Check the max memory used for your stuck function, and increase it if you are at the limit.
How it works
The library does the following
- Download the report metadata to setup the headers for the CSV file. I use the excellent node library csv-stringify to create CSV files.
- Add a date filter to the report metadata.
- Request execution of an Async report where the date filter is set to each day between the start and end dates. So if there are 365 days between the start and end date, it will generate 365 async reports.
- The Async reports are requested in sets of 30 each. This can be changed by setting MAX_CONCURRENT in the config.

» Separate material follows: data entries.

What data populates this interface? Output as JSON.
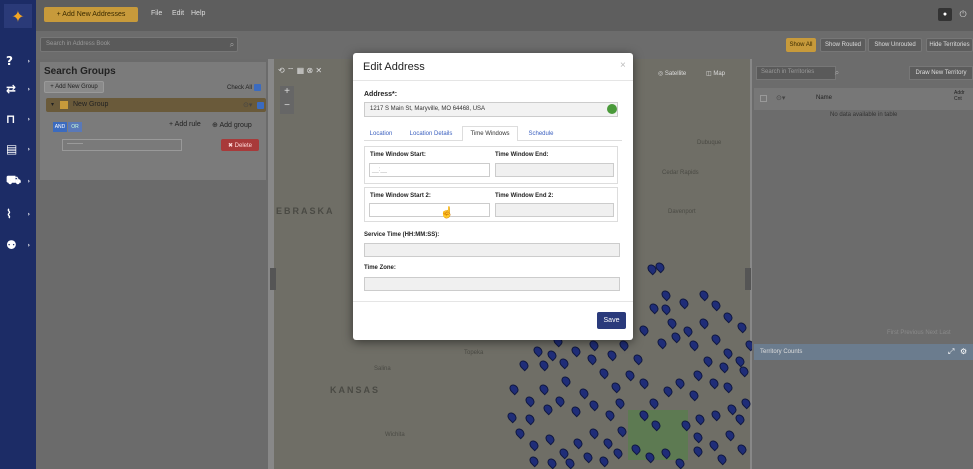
{
  "topbar": {
    "add_button": "+ Add New Addresses",
    "menus": [
      "File",
      "Edit",
      "Help"
    ]
  },
  "subbar": {
    "search_placeholder": "Search in Address Book",
    "filters": [
      "Show All",
      "Show Routed",
      "Show Unrouted",
      "Hide Territories"
    ]
  },
  "left_panel": {
    "title": "Search Groups",
    "add_group": "+ Add New Group",
    "check_all": "Check All",
    "group_name": "New Group",
    "and_label": "AND",
    "or_label": "OR",
    "add_rule": "+ Add rule",
    "add_group_btn": "Add group",
    "rule_select": "--------",
    "delete_label": "✖ Delete"
  },
  "map": {
    "satellite": "Satellite",
    "map_label": "Map",
    "state_labels": [
      "EBRASKA",
      "KANSAS"
    ],
    "towns": [
      "Topeka",
      "Wichita",
      "Salina",
      "Cedar Rapids",
      "Davenport",
      "Dubuque"
    ]
  },
  "right_panel": {
    "search_placeholder": "Search in Territories",
    "draw_territory": "Draw New Territory",
    "name_col": "Name",
    "cnt_col": "Addr\nCnt",
    "no_data": "No data available in table",
    "pagination": "First  Previous  Next  Last",
    "territory_counts": "Territory Counts"
  },
  "modal": {
    "title": "Edit Address",
    "close": "×",
    "address_label": "Address*:",
    "address_value": "1217 S Main St, Maryville, MO 64468, USA",
    "tabs": [
      "Location",
      "Location Details",
      "Time Windows",
      "Schedule"
    ],
    "tw_start": "Time Window Start:",
    "tw_end": "Time Window End:",
    "tw_start_value": "__:__",
    "tw_start2": "Time Window Start 2:",
    "tw_end2": "Time Window End 2:",
    "service_time": "Service Time (HH:MM:SS):",
    "time_zone": "Time Zone:",
    "save": "Save"
  }
}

- The program starts polling Salesforce to see if the Async reports are finished. The polling is done every 2000 ms. This can be changed by setting WAIT_BETWEEN_REQUESTS in the config. I don't recommend a number less than 500 ms.
- Download the results of the completed Async reports and store them in memory.
- When all async reports are completed, output to a file or to a S3 object.
Design choices
SF Async reports vs Sync reports: Async reports have a higher limit on the number of requests. This is important if you are downloading a lot of days.
<< TODO: What is the limit of ASync reports per hour per user? >>
Why this library?
I needed to automate the download of a large report to a CSV file. This task was done manually earlier and would take a long time to complete. So I looked into options using Node.
The excellent jsForce node module is a great wrapper around the Salesforce REST API. However it does not have a simple way to repeatedly call a report to get more than 2000 results. Unlike SOQL queries, there is no "queryMore" equivalent for reports. So I had to write a lot of non-trivial code to call the same report multiple times, switch to using asynchronous Salesforce reports, run multiple reports in parallel, etc.
After the first revision went out, I got requests to make this run in AWS Lambda and export the data to AWS S3 directly. This allows it to be a part of a AWS Data Pipeline to automate loading Salesforce report extracts into AWS RedShift.